Der Bf.erzielte im streitgegenständlichen Zeitraum neben Einkünften aus nichtselbständiger Arbeit auch solche aus der Verpachtung eines Gasthauses.

Zunächst wurde der Bf. gemäß den gelegten Erklärungen, sprich unter Ansatz der aus Vermietung und Verpachtung herrührenden Werbungskostenüberschüsse zur Einkommensteuer für die Jahre 2008 bis 2010 veranlagt, wobei die Bezug habenden Abgabenbescheide in Rechtskraft erwuchsen.

Der Vollständigkeit halber ist anzumerken, dass der belangten Behörde im Zeitpunkt der Erlassung der Einkommensteuerbescheide für die Jahre 2008 bis 2010, sprich am (E 2008), am (E 2009) sowie am (E 2010) als Ergebnis des Ermittlungsverfahrens zwei mit bzw. datierte Prognoserechnungen vorlagen.

Hierbei wurde in der Prognoserechnung vom ein, bis inklusive 2012 kumuliert anfallender Werbungskostenüberschuss von 32.067 Euro ausgewiesen, wobei den Prognoseerläuterungen zu entnehmen ist, dass der Bf. ob der im Jahr 2011 geplanten Übernahme von 50% der Betriebskosten durch den Pächter für vorgenanntes Jahr ein (erstmalig) positives Ergebnis von 221,00 Euro erwarte.

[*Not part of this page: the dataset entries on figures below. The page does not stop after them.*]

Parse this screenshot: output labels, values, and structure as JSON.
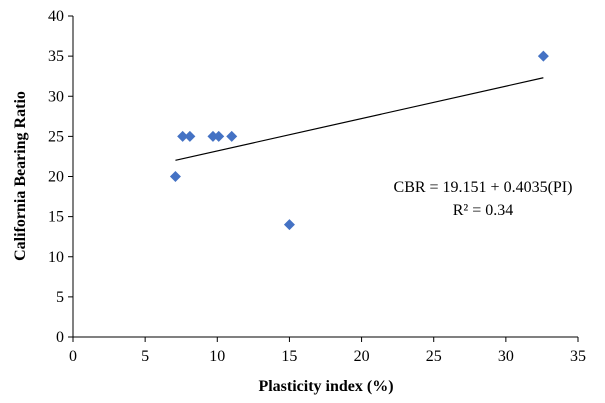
{
  "chart_data": {
    "type": "scatter",
    "xlabel": "Plasticity index (%)",
    "ylabel": "California Bearing Ratio",
    "xlim": [
      0,
      35
    ],
    "ylim": [
      0,
      40
    ],
    "x_ticks": [
      0,
      5,
      10,
      15,
      20,
      25,
      30,
      35
    ],
    "y_ticks": [
      0,
      5,
      10,
      15,
      20,
      25,
      30,
      35,
      40
    ],
    "grid": false,
    "marker_color": "#4472C4",
    "marker_shape": "diamond",
    "series": [
      {
        "points": [
          {
            "x": 7.1,
            "y": 20
          },
          {
            "x": 7.6,
            "y": 25
          },
          {
            "x": 8.1,
            "y": 25
          },
          {
            "x": 9.7,
            "y": 25
          },
          {
            "x": 10.1,
            "y": 25
          },
          {
            "x": 11.0,
            "y": 25
          },
          {
            "x": 15.0,
            "y": 14
          },
          {
            "x": 32.6,
            "y": 35
          }
        ]
      }
    ],
    "trendline": {
      "intercept": 19.151,
      "slope": 0.4035,
      "x_range": [
        7.1,
        32.6
      ]
    },
    "annotations": {
      "equation": "CBR = 19.151 + 0.4035(PI)",
      "r_squared": "R² = 0.34"
    }
  }
}
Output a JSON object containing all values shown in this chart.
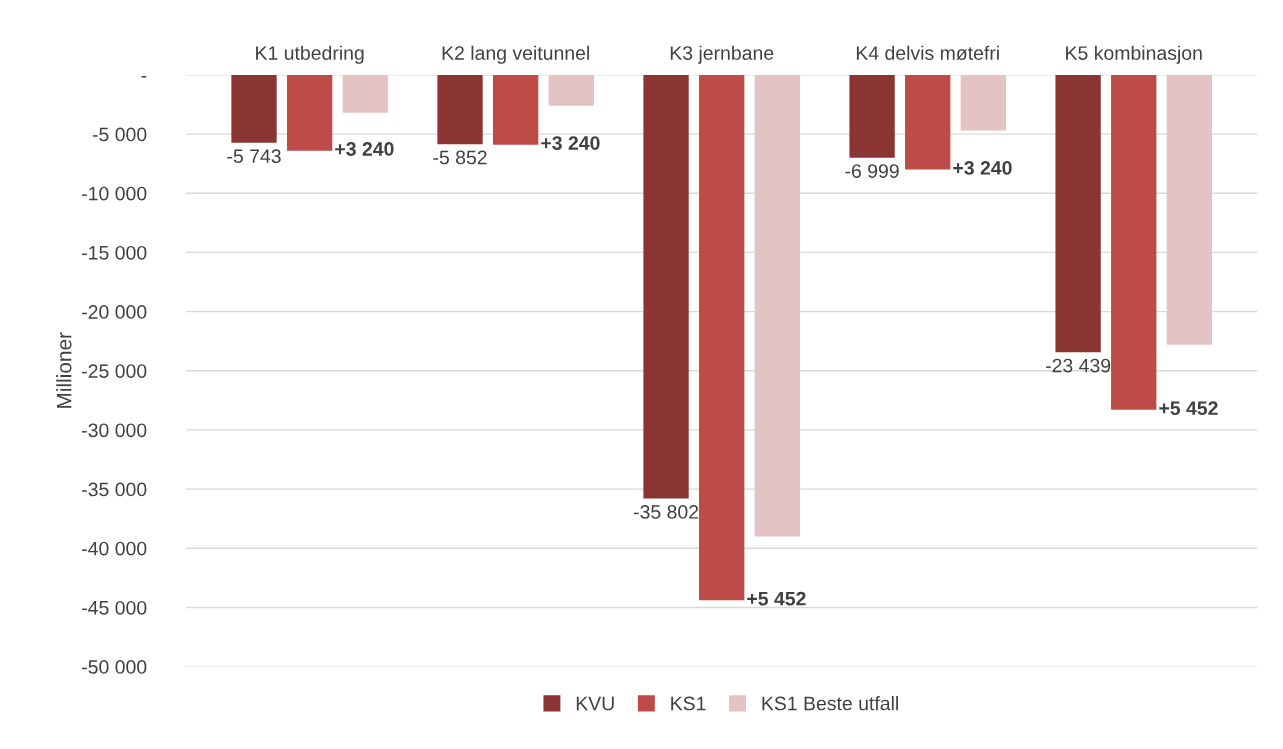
{
  "chart_data": {
    "type": "bar",
    "ylabel": "Millioner",
    "categories": [
      "K1 utbedring",
      "K2 lang veitunnel",
      "K3 jernbane",
      "K4 delvis møtefri",
      "K5 kombinasjon"
    ],
    "series": [
      {
        "name": "KVU",
        "color": "#8b3532",
        "values": [
          -5743,
          -5852,
          -35802,
          -6999,
          -23439
        ],
        "value_labels": [
          "-5 743",
          "-5 852",
          "-35 802",
          "-6 999",
          "-23 439"
        ]
      },
      {
        "name": "KS1",
        "color": "#bd4b47",
        "values": [
          -6400,
          -5900,
          -44400,
          -8000,
          -28300
        ]
      },
      {
        "name": "KS1 Beste utfall",
        "color": "#e3c3c3",
        "values": [
          -3200,
          -2600,
          -39000,
          -4700,
          -22800
        ]
      }
    ],
    "annotations": [
      {
        "text": "+3 240",
        "x": "K1 utbedring",
        "y": -6400
      },
      {
        "text": "+3 240",
        "x": "K2 lang veitunnel",
        "y": -5900
      },
      {
        "text": "+5 452",
        "x": "K3 jernbane",
        "y": -44400
      },
      {
        "text": "+3 240",
        "x": "K4 delvis møtefri",
        "y": -8000
      },
      {
        "text": "+5 452",
        "x": "K5 kombinasjon",
        "y": -28300
      }
    ],
    "ylim": [
      -50000,
      0
    ],
    "yticks": [
      {
        "value": 0,
        "label": "-"
      },
      {
        "value": -5000,
        "label": "-5 000"
      },
      {
        "value": -10000,
        "label": "-10 000"
      },
      {
        "value": -15000,
        "label": "-15 000"
      },
      {
        "value": -20000,
        "label": "-20 000"
      },
      {
        "value": -25000,
        "label": "-25 000"
      },
      {
        "value": -30000,
        "label": "-30 000"
      },
      {
        "value": -35000,
        "label": "-35 000"
      },
      {
        "value": -40000,
        "label": "-40 000"
      },
      {
        "value": -45000,
        "label": "-45 000"
      },
      {
        "value": -50000,
        "label": "-50 000"
      }
    ],
    "grid": "y",
    "legend": "bottom"
  }
}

Der mit datierten Prognoserechnung ist der - bis in das Jahr 2017 reichende - Anfall eines kumulierten Werbungskostenüberschusses von 44.671,00 Euro zu entnehmen, wobei seitens der steuerlichen Vertretung des Bf. in den Erläuterungen auf aushaftende, die Jahre 2009 und 2010 betreffende Pachtzinse sowie auf einen angedachten Pächterwechsel verwiesen wurde.

Mit Bescheiden vom wurde seitens der belangten Behörde die Wiederaufnahme der Verfahren zur Einkommensteuer für die Jahre 2008 bis 2010 mit nachstehender automatisationsunterstützter, respektive händischer Begrünung verfügt:

"Die Wiederaufnahme des Verfahrens erfolgte gem. § 303 (1) BAO, weil die in der Begründung des Sachbescheides näher ausgeführten Tatsachen neu hervorgekommen sind, die im abgeschlossenen Verfahren nicht geltend gemacht worden sind und die Kenntnis dieser Umstände allein oder in Verbindung mit dem sonstigen Ergebnis des Verfahrens einen im Spruch anderslautenden Bescheid herbeigeführt hätte.

Da die Tatsache, dass von vornherein kein(e) Gesamtüberschusserzielungsabsicht vorgelegen hat und die Betätigung vor Erzielung eines Gesamtüberschusses ohne Vorliegen von Unwägbarkeiten beendet wurde der Abgabenbehörde erst im Zuge Ihrer Schreiben betreffend Einkommensteuererklärung 2011 bekannt geworden wurde, waren die Verfahren betreffend Einkommensteuer 2008, 2009 und 2010 nach § 303 Abs. 1 lit. b BAO wiederaufzunehmen."

Ergänzend ist anzumerken, dass der in der Begründung angeführte, mit datierte, der belangten Behörde par Telefax am übermittelte, als "Begleitschreiben betreffend Steuererklärungen 2011" titulierte Schriftsatz nachstehenden Inhalt aufweist:

"Sehr geehrte Damen und Herren!

Im Auftrag unseres o.a. Klienten möchten wir festhalten, dass die Verpachtung eines Gasthauses unter den § 1 Abs. 1 der Liebhabereiverordnung BGBl 1993/33 fällt. Da bei der Verpachtung eines Gasthauses die Absicht besteht einen Gesamtüberschuss zu erzielen, ist von einer Einkunftsquelle auszugehen.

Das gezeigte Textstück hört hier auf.